Görüntülediğiniz mahkeme kararı henüz kesinleşmemiştir. Yararlı olması amacıyla eklenmiştir.
T.C.
ANTALYA
BÖLGE ADLİYE MAHKEMESİ
11. HUKUK DAİRESİ
T Ü R K M İ L L E T İ A D I N A
B Ö L G E A D L İ Y E M A H K E M E S İ K A R A R I
İNCELENEN KARARIN
MAHKEMESİ : Antalya 2. Asliye Ticaret Mahkemesi
KARAR TARİHİ : 06/11/2020
DAVANIN KONUSU : İtirazın İptali
GEREKÇELİ KARAR
YAZIM TARİHİ : 16/06/2023
İlk Derece Mahkemesinin kararı süresi içerisinde istinaf edilmiş olduğundan dosya içerisinde bulunan belgeler okunup incelendi.

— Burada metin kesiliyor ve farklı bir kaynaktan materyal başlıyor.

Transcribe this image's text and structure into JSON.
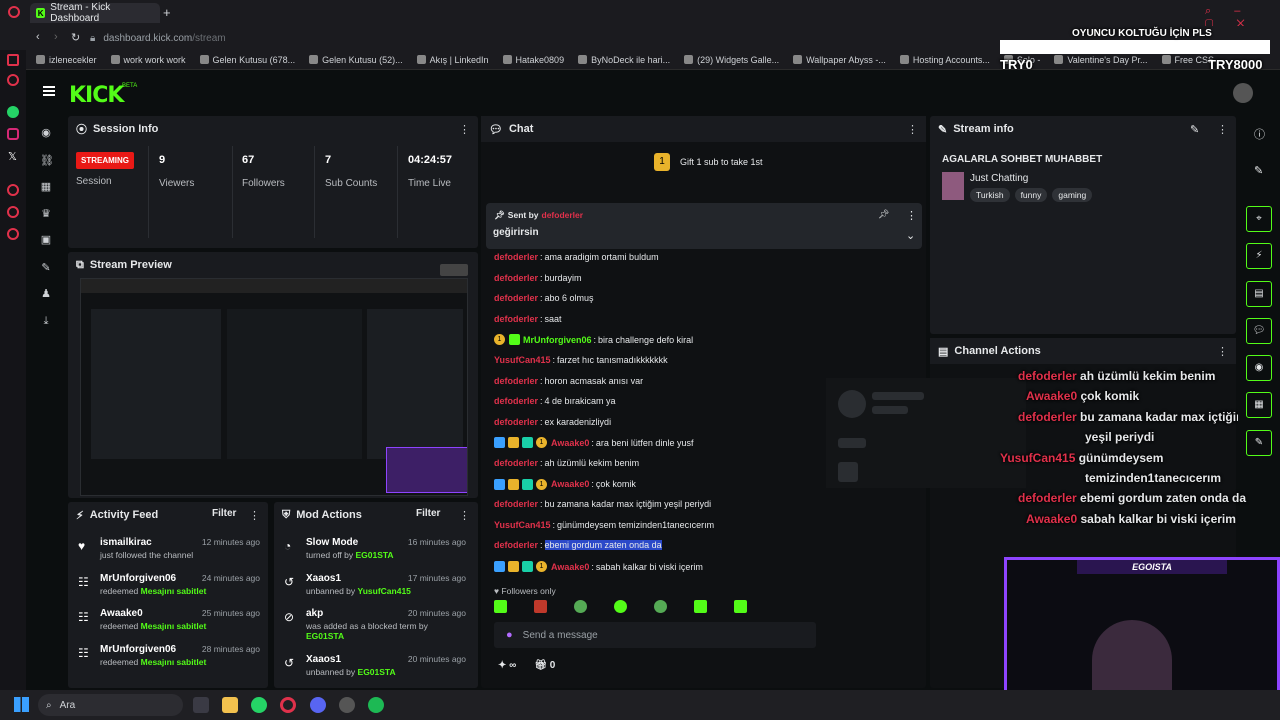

Üye hakimin görüşü değerlendirildi.
GEREĞİ DÜŞÜNÜLDÜ:
Davacı vekili; davacı bankanın … Şubesi ile davalı … …. Şirketi arasında 19.02.2018 tarihli kredi genel sözleşmesi düzenlendiğini, sözleşmeye istinaden adı geçen şirkete KGF destekti ticari kredi kullandırıldığını, diğer davalı borçlular … ve …’un kredi genel sözleşmesini müteselsil kefil sıfatı ile imzalayarak kefalet limiti kapsamında borcun tamamından sorumlu olduklarını, kredinin ödenmemesi üzerine kredinin kat edilerek Beşiktaş 26. Noterliğinin 18.02.2019 tarih ve … yevmiye nolu ihtarnamenin davalılara keşide edildiğini, ihtarnameye rağmen ödenmemesi üzerine Antalya 11. İcra Müdürlüğünün … esas sayılı dosyası üzerinden ilamsız icra takibi başlatıldığını, icra takibine davalıların vekili aracılığıyla 08.04.2019 tarihli itiraz dilekçesi ile yetkiye, borca, borcun sebebine, fer’ilerine, faize ve faiz oranına itiraz edildiğini, itiraz nedeniyle takibin durduğunu, davalıların icra takibine yaptıkları itirazlarının hukuki dayanaktan yoksun olduğunu, hukuken geçerli bir kredi sözleşmesi nedeniyle davacı bankanın alacaklı bulunduğunu, imzalanan sözleşmeye ait müşteri kabul beyanı ve kefil kabul beyanı da davalılar tarafından kabul edildiğini ve imzalandığını, tacir olan asıl borçlu şirket ile yapılan sözleşmede uyuşmazlıkların çözümünde yetkili icra dairesi ve mahkemeler belirlendiğini, Antalya icra daireleri ve mahkemelerinin yetkili olduğunu, kredi genel sözleşmesinde davalılar … ve … ‘un müteselsil kefil sıfatıyla kendi el yazıları ile adı, soyadı, adresi, iletişim bilgileri, kefalet limiti, kefaletin türü ve imzalarının mevcut olduğunu, geçerli bir kefalet için yasanın aradığı tüm şartlar yerine getirildiğini belirterek hesap kat ihtarı ile muaccel olan davacı banka alacağının tahsili amacıyla başlatılan Antalya 11. İcra Müdürlüğünün … esas sayılı dosyasından başlatılan icra takibine davalıların yaptığı haksız itirazın iptaline, takibin devamına, haksız ve dayanağı olmayan itirazları ile takibi uzatma amacıyla kötüniyetli davranan davalıların % 20 oranında icra inkâr tazminatına mahkum edilmesine karar verilmesini talep ve dava etmiş, bu talebini duruşmada tekrarlamıştır.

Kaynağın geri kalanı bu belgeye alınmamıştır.